Hierarchical consideration is quicker
This text requires you to have information of normal transformers and the way they work. If you’re a newbie and also you’d wish to find out about transformers, please check out Transformer for Novices article.
In Hierarchical Transformer — half 1 we outlined, what we imply by “hierarchical transformers”, and we reviewed certainly one of distinguished work on this area which was known as Hourglass.
On this article, we’ll proceed the road of labor by wanting into one other well-known work known as Hierarchical Consideration Transformers (HAT).
Let’s get began.
This methodology was initially proposed for classifying lengthy paperwork, usually in size of 1000’s of phrases. A usecase of that is classifying authorized paperwork or biomedical paperwork that are usually very lengthy.
Tokenization and Segmentation
The HAT methodology works by taking an enter doc, and tokenizing it utilizing Byte-Pair Encoding (BPE) tokenizer that breaks textual content into subwords/tokens. This tokenizer is utilized in many well-known giant language fashions corresponding to BERT, RoBERTA and GPT household.
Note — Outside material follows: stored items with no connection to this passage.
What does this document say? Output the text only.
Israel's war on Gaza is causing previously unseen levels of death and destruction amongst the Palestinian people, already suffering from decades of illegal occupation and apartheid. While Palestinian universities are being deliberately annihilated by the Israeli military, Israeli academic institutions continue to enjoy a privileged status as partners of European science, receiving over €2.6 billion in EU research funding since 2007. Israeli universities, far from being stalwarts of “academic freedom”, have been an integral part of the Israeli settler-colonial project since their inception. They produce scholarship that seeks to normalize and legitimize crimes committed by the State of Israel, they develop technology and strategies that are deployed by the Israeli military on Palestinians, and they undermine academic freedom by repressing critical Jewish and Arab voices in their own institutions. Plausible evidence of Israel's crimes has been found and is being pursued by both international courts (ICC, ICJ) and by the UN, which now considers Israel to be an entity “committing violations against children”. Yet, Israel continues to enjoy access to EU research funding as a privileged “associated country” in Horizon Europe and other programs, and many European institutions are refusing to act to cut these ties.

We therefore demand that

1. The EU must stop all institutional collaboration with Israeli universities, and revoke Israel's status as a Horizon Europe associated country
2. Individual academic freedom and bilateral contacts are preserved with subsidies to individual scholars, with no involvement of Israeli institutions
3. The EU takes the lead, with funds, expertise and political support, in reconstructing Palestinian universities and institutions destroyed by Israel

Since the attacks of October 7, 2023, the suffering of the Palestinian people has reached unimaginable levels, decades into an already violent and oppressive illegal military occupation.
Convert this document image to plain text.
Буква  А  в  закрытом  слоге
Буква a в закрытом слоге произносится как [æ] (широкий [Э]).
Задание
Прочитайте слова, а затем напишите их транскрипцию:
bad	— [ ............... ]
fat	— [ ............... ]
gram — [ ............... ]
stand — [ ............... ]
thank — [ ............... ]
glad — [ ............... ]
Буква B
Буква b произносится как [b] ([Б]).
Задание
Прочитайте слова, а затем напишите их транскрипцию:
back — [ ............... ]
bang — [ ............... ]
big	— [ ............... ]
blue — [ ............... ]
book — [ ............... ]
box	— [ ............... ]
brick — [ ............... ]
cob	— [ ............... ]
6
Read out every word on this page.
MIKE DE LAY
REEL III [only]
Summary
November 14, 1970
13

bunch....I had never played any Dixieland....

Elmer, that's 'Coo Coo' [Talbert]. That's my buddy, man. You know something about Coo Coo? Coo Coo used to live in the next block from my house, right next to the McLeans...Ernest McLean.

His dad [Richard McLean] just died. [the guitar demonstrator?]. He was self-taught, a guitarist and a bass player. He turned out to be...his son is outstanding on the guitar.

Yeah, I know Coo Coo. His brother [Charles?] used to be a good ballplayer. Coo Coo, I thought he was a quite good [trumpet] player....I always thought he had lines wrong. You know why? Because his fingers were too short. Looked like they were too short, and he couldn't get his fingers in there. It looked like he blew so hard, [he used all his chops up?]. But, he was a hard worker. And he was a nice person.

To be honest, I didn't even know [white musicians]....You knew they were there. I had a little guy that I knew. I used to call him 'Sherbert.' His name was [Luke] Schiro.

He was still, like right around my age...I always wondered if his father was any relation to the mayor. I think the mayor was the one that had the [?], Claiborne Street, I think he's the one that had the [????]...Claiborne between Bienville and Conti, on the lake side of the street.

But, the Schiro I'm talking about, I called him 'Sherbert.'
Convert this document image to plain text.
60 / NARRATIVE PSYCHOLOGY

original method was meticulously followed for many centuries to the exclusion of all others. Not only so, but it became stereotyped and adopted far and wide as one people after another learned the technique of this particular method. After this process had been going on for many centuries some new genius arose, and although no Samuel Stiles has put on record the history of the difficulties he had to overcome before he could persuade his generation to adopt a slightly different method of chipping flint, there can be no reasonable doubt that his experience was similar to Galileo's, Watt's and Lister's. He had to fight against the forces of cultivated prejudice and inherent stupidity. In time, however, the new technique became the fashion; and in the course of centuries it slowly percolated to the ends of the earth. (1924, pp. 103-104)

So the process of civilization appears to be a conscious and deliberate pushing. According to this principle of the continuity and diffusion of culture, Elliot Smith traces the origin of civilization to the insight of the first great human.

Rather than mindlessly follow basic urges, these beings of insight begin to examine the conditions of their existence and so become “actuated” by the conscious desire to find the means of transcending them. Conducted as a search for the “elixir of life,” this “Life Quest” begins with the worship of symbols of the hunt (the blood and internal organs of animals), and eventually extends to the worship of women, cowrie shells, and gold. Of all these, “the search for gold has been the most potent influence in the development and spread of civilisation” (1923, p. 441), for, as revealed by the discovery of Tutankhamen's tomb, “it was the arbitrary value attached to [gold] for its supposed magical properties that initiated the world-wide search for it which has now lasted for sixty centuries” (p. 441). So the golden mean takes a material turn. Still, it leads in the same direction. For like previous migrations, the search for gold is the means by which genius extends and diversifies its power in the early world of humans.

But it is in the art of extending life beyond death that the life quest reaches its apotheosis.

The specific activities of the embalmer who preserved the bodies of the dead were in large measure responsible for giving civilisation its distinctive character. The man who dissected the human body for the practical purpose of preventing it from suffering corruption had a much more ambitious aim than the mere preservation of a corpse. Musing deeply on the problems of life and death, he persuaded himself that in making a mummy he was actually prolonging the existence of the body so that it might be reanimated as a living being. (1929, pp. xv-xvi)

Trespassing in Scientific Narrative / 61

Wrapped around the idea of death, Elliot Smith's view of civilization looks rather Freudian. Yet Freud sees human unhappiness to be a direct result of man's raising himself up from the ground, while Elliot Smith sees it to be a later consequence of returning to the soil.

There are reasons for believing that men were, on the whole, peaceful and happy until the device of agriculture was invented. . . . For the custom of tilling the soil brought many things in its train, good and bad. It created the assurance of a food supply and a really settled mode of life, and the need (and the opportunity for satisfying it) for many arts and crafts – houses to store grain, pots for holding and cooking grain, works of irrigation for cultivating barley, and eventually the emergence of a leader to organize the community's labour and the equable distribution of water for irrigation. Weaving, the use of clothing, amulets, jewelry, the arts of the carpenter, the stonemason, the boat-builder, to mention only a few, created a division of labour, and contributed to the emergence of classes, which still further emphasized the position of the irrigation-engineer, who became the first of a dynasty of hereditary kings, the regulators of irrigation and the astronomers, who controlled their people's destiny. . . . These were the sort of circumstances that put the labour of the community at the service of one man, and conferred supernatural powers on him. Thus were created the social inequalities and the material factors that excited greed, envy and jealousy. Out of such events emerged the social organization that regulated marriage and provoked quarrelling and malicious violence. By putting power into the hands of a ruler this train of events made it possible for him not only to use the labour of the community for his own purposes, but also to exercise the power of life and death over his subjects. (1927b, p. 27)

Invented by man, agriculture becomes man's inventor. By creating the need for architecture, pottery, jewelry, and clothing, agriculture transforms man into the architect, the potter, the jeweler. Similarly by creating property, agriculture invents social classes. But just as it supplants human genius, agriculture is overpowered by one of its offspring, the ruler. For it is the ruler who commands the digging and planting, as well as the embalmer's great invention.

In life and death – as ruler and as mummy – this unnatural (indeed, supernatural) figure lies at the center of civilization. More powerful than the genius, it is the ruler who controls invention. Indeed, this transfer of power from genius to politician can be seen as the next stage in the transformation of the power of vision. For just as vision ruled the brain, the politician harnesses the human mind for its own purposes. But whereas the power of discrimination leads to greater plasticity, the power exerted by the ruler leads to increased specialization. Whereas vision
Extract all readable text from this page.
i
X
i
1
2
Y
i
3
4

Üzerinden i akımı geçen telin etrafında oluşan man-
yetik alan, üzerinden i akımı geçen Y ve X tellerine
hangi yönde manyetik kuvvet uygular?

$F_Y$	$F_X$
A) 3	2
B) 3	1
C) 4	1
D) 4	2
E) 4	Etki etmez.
Then it splits the tokenized doc into N equally-sized chunks; i.e. if S denote the enter doc then S = (C1, …., CN) are N equally-sized chunks. (By way of out this text, we generally confer with chunks as segments, however they’re the identical idea.) Every chunk is a sequence of ok tokens Ci = (Wi(cls), Wi1…, Wik-1) that the primary token, Wi(cls), is the CLS token which represents the chunk.
As we see in picture above, each chunk is a sequence of ok tokens, the place the primary token is the CLS token.
After tokenizing and segmenting the enter sequence, it feeds it to the HAT transformer mannequin. The HAT mannequin is an encoder-transformer and consists of two fundamental parts:
segment-wise encoder (SWE): this can be a shared encoder block that takes in sequence of a section (aka chunk) and processes the chunk.cross-segment encoder (CSE): that is one other encoder block that takes is CLS tokens of all segments (aka chunks) and course of cross-segment relations.